I'd just like to add the following points to improve. The amount of information covered on the course was, in my opinion, much more than on the past courses, making the course longer than one might be comfortable with, especially after being used to the "old" workflow.
I really enjoyed this course. I liked the videos to help to understand and remember the study material. John is a great lecturer, he tries to make the material as interesting as possible. The exam of this course is challenging, but fair. Thank you.
The material was insightful, and I especially liked the lessons on anti-fragility. I also liked the concepts on protecting teams: People, Process, Product. My only issue with the course is that I felt that quiz and test questions were not geared toward testing/reviewing my knowledge of course materials, but rather at seeing how confusing the questions could be constructed. I know it's important to make the tests challenging, but I felt like I was watching more for tricky-worded questions that I was at looking for answers.
Also, I kind of wish the final exam would be an all-or-nothing event like it was with the first two courses. While it's nice to get unlimited tries at the questions, I feel it lessens the overall value of the certificate, knowing that anyone could pay the money and force their way through to a passing grade, simply by guessing enough times. I sort of feel like I paid for a participation trophy.
Valuable information was presented both in video lectures and in comprehensive summaries. I appreciated the outstanding content, approach, organization and delivery. The inclusion of different types of companies and organizations in the course material plus so many real-world examples made the Agile concepts easier to understand and place into value. The Agile PM course will definitely help me at work.
Great information, enthusiastically delivered. Some points were glossed over, though, and the number of grammatical and spelling errors throughout the course materials made reviewing them fairly painful. Still, despite that, I'd recommend the course to anyone who wants to become a leader in their organization, whether officially holding the title of manager or not.
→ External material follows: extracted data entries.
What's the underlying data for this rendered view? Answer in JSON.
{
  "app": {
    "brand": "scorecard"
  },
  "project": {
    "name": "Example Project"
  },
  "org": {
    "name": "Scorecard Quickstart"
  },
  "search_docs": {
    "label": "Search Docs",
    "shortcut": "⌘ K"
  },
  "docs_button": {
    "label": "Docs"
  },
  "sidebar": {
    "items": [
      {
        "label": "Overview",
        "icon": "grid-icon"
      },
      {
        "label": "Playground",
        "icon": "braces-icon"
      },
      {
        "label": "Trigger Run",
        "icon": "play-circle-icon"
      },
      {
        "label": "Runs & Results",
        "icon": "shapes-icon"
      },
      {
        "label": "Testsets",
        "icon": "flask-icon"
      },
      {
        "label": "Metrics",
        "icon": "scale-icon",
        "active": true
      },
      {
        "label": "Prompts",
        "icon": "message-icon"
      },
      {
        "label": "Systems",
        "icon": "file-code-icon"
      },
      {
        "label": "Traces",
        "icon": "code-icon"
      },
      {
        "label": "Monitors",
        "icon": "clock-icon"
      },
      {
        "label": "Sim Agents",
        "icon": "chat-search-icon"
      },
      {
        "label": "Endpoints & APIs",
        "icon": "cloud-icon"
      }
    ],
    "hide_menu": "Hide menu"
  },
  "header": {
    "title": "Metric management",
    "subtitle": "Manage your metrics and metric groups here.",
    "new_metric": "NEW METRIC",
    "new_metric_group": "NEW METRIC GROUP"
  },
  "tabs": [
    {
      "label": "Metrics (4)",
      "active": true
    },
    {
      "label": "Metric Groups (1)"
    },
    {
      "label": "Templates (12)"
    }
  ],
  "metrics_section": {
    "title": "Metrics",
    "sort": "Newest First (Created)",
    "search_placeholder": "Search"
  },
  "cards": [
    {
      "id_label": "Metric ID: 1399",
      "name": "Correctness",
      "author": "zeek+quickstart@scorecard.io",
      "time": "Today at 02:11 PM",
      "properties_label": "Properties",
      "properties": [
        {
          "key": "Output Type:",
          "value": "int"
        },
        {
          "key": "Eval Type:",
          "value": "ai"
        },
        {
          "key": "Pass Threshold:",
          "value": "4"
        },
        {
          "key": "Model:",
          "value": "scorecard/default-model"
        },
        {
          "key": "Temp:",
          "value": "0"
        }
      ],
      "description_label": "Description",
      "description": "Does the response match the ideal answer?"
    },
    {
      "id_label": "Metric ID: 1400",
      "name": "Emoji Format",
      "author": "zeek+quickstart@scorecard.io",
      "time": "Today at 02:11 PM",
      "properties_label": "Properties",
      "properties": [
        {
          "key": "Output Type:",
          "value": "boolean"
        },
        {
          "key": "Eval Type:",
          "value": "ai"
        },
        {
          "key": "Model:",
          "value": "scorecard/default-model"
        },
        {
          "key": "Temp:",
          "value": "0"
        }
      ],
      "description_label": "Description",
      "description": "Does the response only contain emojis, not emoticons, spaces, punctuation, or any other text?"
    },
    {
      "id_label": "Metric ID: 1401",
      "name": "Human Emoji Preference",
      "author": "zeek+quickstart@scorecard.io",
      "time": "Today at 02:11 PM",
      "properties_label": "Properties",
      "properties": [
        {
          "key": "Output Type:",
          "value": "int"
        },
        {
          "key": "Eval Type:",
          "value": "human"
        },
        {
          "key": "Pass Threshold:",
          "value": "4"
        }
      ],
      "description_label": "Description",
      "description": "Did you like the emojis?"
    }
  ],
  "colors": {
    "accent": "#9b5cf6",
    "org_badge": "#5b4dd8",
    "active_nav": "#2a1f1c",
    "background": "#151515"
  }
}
Greggcompleted this course, spending 2 hours a week on it and found the course difficulty to be medium.
Enjoyed the thought processes which challenged some of my more traditional thinking and previous applications on various projects and helped provide insight on some maths on how to work out if something is working.
The course provided powerful tools, whether serving as an employee or entrepreneur. I remain confused by answers to questions related to formulae for (a) lines of communication and (b) integration points.